As I dig further into the use of DCGs, I find myself stymied by wide characters.
I am trying to write a (more or less) general purpose tokenizer, and am testing its mettle against this text file of Macbeth (which I came across in a recent /r/dailypogrammer challenge). Hidden here and there amongst the text is the wide character Ã
.
For a long while I was at a loss, and no matter what tweaks I tried my, tokenizer merely replied "false". Of course, I finally caught on: because my DCG rules attempt to tokenize their data by appeals to code_type/2
, delimiting "words" as contiguous chars of type csym
, separating out punctuation with char_type(C, punct)
, etc, they fail when they encounter Ã
, which is represented as [195, 131]
.
Having identified the problem, I am at a loss as to how how to deal with these code sequences cleanly.
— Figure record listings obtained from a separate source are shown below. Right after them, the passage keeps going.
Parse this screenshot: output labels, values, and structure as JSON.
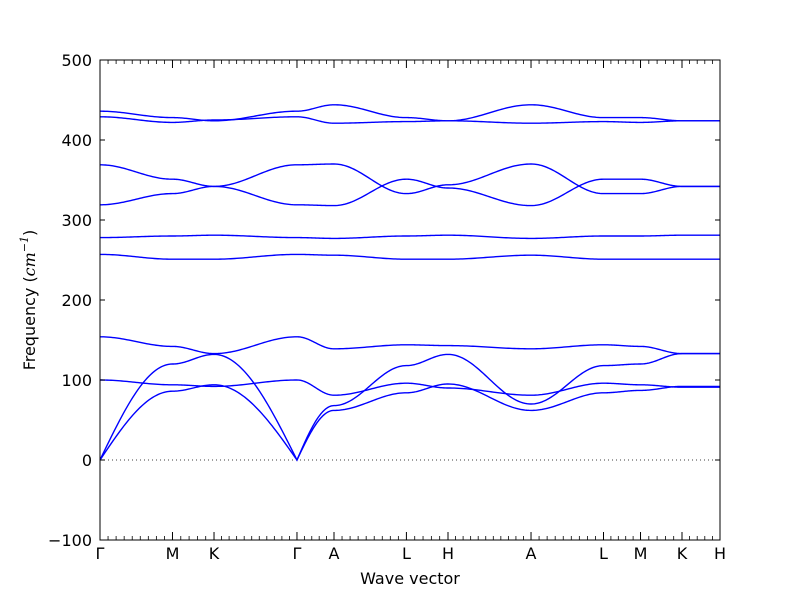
{
  "chart_data": {
    "type": "line",
    "title": "",
    "xlabel": "Wave vector",
    "ylabel_text": "Frequency (",
    "ylabel_unit_base": "cm",
    "ylabel_unit_exp": "−1",
    "ylabel_close": ")",
    "ylim": [
      -100,
      500
    ],
    "yticks": [
      -100,
      0,
      100,
      200,
      300,
      400,
      500
    ],
    "grid": false,
    "zero_line": true,
    "line_color": "#0000ff",
    "x_points": [
      {
        "label": "Γ",
        "x": 0
      },
      {
        "label": "M",
        "x": 0.1169
      },
      {
        "label": "K",
        "x": 0.1839
      },
      {
        "label": "Γ",
        "x": 0.3177
      },
      {
        "label": "A",
        "x": 0.3774
      },
      {
        "label": "L",
        "x": 0.4942
      },
      {
        "label": "H",
        "x": 0.5613
      },
      {
        "label": "A",
        "x": 0.6952
      },
      {
        "label": "L",
        "x": 0.8121
      },
      {
        "label": "M",
        "x": 0.8718
      },
      {
        "label": "K",
        "x": 0.9387
      },
      {
        "label": "H",
        "x": 1.0
      }
    ],
    "series": [
      {
        "values": [
          0,
          86,
          94,
          0,
          62,
          84,
          95,
          62,
          84,
          87,
          92,
          92
        ]
      },
      {
        "values": [
          0,
          120,
          132,
          0,
          68,
          118,
          132,
          70,
          118,
          120,
          133,
          133
        ]
      },
      {
        "values": [
          100,
          94,
          92,
          100,
          81,
          96,
          90,
          81,
          96,
          94,
          91,
          91
        ]
      },
      {
        "values": [
          154,
          142,
          133,
          154,
          139,
          144,
          143,
          139,
          144,
          142,
          133,
          133
        ]
      },
      {
        "values": [
          257,
          251,
          251,
          257,
          256,
          251,
          251,
          256,
          251,
          251,
          251,
          251
        ]
      },
      {
        "values": [
          278,
          280,
          281,
          278,
          277,
          280,
          281,
          277,
          280,
          280,
          281,
          281
        ]
      },
      {
        "values": [
          319,
          333,
          342,
          369,
          370,
          333,
          344,
          370,
          333,
          333,
          342,
          342
        ]
      },
      {
        "values": [
          369,
          351,
          342,
          319,
          318,
          351,
          340,
          318,
          351,
          351,
          342,
          342
        ]
      },
      {
        "values": [
          429,
          422,
          425,
          429,
          421,
          423,
          424,
          421,
          423,
          422,
          424,
          424
        ]
      },
      {
        "values": [
          436,
          428,
          424,
          436,
          444,
          428,
          424,
          444,
          428,
          428,
          424,
          424
        ]
      }
    ]
  }
}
Ideally, I'd like to group all graphic characters, of whatever width, as parts of "words", unless they are explicit punctuation symbols. I have tried reading the file under various different encodings, and that doesn't seem to help, presumably because I am still relying on code_type/2
.
For the moment, I've contrived the following unsavory solution as a catchall for any non-ascii character:
% non ascii's
nasciis([C]) --> nascii(C), (call(eos), !).
nasciis([C]),[D] --> nascii(C), [D], {D < 127}.
nasciis([C|Cs]) --> nascii(C), nasciis(Cs).
nascii(C) --> [C], {C > 127}.
But I'm sure, or at least I'd hope, there is a better way to approach this problem.
How do others deal with this kind of scenario? Is there a standard approach? Am I overlooking something simple?